Le coup d’envoi de la première édition du Fusion Show Ayta D’Bladi a été donné, jeudi soir, au Complexe Mohammed V de Casablanca, dans une atmosphère festive et chaleureuse qui a réuni un public nombreux venu découvrir cette rencontre inédite entre Aïta traditionnelle et sons contemporains.
Dès les premières notes, l’ambiance s’est installée dans une énergie collective, avec un public réactif, reprenant les refrains connus de l’Aïta et applaudissant chaque transition musicale. Les gradins, vivement animés, ont vibré au rythme des percussions, des mélodies revisitées et des voix des artistes, créant une scène où l’émotion, la nostalgie et la modernité se sont côtoyées.
La soirée d’ouverture a réuni deux duos inédits. Khadija Merghoum et Ihab Amir ont interprété Ayta L’Ghzal, mêlant la voix maîtrisée de la cheikha aux accents modernes du jeune artiste. Le public, largement composé de jeunes, a salué cette fusion audacieuse qui a permis de redécouvrir un classique du répertoire.
Le second duo, formé par Hajib et Douzi, a revisité Ayta L’Aamala dans une version rythmée et puissante, déclenchant de longues ovations. Les spectateurs se sont levés à plusieurs reprises, chantant et dansant au rythme de cette réinterprétation qui a su préserver l’âme du chant tout en l’enrichissant d’une dimension contemporaine.
Après les performances en duo, chaque artiste s’est produit en solo. Ihab Amir a ouvert le bal avec un mélange de chansons de son répertoire et de titres chaâbi, suscitant l’enthousiasme des spectateurs qui ont repris en chœur plusieurs refrains. Khadija Merghoum, fidèle à son registre, a transporté l’audience grâce à son interprétation authentique de l’Aïta, déclenchant une série de youyous et de chants spontanés dans les gradins.
L’arrivée de Douzi a marqué l’un des temps forts de la soirée. L’artiste a interprété ses grands succès, notamment Ana Maghrabi, Lalla Meryama et Laayoune Aniya, transformant l’événement en une véritable scène de fête où le public, debout, a dansé jusqu’aux derniers accords. La soirée s’est clôturée avec une prestation vibrante de Hajib, qui a revisité plusieurs morceaux emblématiques du patrimoine marocain, dans une ambiance conviviale et captivante.
Dans une déclaration à la MAP, Ihab Amir a indiqué que cette expérience lui a permis de s’initier au répertoire de l’Aïta aux côtés d’une artiste confirmée, soulignant que ce style, profondément ancré dans sa ville natale de Safi, requiert une maîtrise particulière des structures vocales propres. Il a exprimé son souhait de présenter au public une interprétation fidèle à l’esprit de ce patrimoine.

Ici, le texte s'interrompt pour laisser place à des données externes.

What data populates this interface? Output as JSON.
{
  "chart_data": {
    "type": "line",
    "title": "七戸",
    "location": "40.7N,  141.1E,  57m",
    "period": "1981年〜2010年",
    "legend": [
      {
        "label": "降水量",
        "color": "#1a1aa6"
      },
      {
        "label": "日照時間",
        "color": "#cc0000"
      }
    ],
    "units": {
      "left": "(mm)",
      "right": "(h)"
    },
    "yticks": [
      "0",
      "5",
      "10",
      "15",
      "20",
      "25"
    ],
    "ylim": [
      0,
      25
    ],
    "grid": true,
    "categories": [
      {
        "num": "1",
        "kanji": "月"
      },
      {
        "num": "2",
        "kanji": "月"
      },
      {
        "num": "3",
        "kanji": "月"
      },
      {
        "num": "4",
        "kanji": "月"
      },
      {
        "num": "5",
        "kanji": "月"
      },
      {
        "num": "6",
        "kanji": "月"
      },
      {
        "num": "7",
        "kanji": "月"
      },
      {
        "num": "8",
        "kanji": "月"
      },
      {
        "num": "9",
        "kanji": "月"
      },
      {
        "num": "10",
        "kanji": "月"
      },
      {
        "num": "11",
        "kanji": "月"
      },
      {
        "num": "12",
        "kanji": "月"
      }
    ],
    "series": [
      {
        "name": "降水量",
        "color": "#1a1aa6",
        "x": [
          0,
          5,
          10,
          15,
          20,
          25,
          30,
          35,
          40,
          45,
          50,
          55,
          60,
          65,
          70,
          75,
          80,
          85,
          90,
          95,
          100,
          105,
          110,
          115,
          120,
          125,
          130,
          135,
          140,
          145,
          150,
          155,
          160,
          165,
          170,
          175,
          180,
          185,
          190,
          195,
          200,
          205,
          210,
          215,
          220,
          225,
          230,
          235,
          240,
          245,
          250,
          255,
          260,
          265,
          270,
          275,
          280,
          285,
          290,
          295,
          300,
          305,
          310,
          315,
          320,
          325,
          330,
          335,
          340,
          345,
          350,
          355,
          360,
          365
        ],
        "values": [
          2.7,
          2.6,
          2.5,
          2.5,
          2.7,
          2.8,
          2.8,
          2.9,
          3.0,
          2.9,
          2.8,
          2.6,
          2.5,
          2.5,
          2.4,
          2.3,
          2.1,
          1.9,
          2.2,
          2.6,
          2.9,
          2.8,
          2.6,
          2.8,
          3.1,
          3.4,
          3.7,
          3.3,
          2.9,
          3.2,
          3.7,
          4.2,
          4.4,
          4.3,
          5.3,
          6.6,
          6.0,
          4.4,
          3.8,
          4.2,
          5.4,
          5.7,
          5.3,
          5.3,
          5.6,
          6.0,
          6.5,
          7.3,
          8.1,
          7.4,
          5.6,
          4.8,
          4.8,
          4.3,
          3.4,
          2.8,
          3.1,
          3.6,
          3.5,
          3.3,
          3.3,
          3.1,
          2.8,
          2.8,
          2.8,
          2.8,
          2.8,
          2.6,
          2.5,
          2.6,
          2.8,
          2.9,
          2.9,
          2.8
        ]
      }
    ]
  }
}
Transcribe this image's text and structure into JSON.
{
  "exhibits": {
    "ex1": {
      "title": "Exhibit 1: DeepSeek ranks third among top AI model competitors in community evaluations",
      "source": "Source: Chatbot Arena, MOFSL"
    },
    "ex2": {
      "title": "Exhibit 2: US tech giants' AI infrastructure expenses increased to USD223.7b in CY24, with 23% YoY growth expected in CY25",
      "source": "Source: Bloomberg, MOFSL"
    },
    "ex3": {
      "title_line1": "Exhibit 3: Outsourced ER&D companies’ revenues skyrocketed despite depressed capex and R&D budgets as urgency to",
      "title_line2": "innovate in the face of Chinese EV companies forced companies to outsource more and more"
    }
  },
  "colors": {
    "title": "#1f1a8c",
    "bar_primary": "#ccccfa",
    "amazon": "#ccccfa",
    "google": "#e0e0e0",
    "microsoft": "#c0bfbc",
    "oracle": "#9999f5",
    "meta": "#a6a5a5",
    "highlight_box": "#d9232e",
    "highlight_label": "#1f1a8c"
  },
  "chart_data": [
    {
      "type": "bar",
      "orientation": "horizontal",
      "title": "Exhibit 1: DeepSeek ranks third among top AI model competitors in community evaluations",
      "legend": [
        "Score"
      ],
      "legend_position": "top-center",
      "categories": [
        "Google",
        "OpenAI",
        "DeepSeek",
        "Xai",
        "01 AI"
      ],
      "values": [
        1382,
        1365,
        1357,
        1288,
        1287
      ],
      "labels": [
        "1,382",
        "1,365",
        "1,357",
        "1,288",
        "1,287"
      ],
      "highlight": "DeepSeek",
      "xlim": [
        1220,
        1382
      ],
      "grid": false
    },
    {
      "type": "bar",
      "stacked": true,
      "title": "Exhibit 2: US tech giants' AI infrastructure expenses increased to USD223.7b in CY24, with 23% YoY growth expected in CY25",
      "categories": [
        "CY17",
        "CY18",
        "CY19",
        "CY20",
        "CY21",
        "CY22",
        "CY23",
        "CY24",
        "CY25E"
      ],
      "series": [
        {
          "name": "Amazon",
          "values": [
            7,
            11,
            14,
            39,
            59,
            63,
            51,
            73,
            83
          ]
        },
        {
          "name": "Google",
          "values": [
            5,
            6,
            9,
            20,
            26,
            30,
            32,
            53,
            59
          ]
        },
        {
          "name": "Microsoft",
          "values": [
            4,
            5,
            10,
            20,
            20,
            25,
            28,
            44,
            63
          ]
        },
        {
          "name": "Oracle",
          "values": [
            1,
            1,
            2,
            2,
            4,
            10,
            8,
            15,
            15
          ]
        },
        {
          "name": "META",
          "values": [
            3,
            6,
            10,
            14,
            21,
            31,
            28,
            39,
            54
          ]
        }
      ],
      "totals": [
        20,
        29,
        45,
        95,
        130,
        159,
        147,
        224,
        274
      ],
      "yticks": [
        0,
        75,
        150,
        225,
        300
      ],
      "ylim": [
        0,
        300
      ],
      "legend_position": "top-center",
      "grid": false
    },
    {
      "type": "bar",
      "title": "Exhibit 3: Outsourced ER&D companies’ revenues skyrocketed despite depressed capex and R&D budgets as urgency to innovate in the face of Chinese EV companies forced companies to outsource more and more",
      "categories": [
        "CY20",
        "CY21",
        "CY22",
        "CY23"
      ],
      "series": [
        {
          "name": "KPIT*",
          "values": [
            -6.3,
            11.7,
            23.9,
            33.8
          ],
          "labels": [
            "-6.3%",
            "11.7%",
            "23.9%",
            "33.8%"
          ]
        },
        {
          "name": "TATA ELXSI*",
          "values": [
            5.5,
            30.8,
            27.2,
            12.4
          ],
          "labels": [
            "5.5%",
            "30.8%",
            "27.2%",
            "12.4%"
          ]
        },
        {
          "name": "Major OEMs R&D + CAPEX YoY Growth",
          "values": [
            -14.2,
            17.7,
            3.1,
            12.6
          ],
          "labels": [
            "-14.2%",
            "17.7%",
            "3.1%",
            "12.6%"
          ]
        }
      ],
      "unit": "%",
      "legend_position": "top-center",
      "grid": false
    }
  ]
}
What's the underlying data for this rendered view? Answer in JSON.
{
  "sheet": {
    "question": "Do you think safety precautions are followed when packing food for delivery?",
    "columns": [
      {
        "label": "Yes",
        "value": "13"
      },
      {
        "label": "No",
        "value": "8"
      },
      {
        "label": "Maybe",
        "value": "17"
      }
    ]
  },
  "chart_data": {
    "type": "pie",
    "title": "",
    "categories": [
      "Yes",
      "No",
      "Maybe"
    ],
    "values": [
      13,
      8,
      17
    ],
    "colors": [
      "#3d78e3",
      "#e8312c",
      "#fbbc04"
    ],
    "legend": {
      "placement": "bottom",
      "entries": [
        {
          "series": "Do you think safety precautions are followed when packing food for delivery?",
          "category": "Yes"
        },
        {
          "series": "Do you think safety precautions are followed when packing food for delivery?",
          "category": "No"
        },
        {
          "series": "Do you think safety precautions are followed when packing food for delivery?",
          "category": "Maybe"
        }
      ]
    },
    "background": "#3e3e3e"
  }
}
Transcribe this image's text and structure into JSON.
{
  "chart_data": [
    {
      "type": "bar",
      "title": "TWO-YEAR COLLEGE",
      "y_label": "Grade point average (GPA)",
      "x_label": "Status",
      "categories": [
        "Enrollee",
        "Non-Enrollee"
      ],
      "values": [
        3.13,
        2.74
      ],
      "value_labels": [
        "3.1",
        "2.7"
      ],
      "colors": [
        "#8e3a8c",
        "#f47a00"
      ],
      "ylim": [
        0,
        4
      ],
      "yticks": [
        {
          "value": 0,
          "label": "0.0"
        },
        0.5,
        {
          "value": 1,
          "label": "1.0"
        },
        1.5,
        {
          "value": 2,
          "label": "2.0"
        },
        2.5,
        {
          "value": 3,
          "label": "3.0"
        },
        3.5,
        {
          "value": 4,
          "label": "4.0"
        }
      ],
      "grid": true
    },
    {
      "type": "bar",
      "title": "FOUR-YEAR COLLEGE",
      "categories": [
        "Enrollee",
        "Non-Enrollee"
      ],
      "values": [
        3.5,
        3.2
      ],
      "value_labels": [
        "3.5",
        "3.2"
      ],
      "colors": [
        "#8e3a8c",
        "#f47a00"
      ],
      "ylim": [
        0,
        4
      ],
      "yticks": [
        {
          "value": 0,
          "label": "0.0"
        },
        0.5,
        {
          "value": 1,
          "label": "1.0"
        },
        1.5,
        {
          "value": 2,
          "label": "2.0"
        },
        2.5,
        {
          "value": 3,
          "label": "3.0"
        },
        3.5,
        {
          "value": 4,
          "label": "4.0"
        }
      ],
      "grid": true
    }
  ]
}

De son côté, Khadija Merghoum a affirmé que l’Aïta constitue « un art raffiné et précieux », se réjouissant de l’intérêt croissant que lui portent les jeunes artistes. Elle a, par ailleurs, mis en avant la nécessité de préserver ce patrimoine et de continuer à transmettre ses formes authentiques aux nouvelles générations.
Pour sa part, Douzi a rappelé que ce projet représentait pour lui un véritable défi artistique, étant donné qu’il s’initiait pour la première fois à l’univers de l’Aïta. Il a salué l’accompagnement de Hajib et la qualité du travail collectif, estimant que cette fusion constitue une démarche positive pour redonner de la visibilité à ce patrimoine musical et le rapprocher du jeune public.
Par ailleurs, Hajib a souligné la profondeur historique et sociale de l’Aïta, rappelant que ses mélodies et ses chants sont porteurs d’une mémoire populaire vivante. Il a mis en avant la valeur de cette expérience artistique collaborative, estimant que Douzi a relevé avec succès le défi d’interpréter un répertoire exigeant, issu des tribus d’Abda.
Le Fusion Show Ayta D’Bladi se poursuivra jusqu’au 15 novembre, avec une programmation réunissant Abdelaziz Stati, Ibtissam Tiskat, Daoudi, Manal Benchlikha, Hamid Kasri, Zina Daoudia, Abidine et Rajaa Belmir, offrant de nouvelles fusions mêlant Aïta, pop, gnawa et chaâbi.
En parallèle, une exposition muséale installée au Complexe Mohammed V propose aux visiteurs une immersion dans l’histoire, les grandes figures et les écoles régionales de l’Aïta, permettant aux amateurs et curieux d’explorer la richesse de ce patrimoine immatériel marocain.
Organisée par Public Events, cette première édition du Fusion Show Ayta D’Bladi s’annonce ainsi comme une célébration de la diversité musicale du Royaume et une invitation à redécouvrir un héritage vivant, transmis de génération en génération.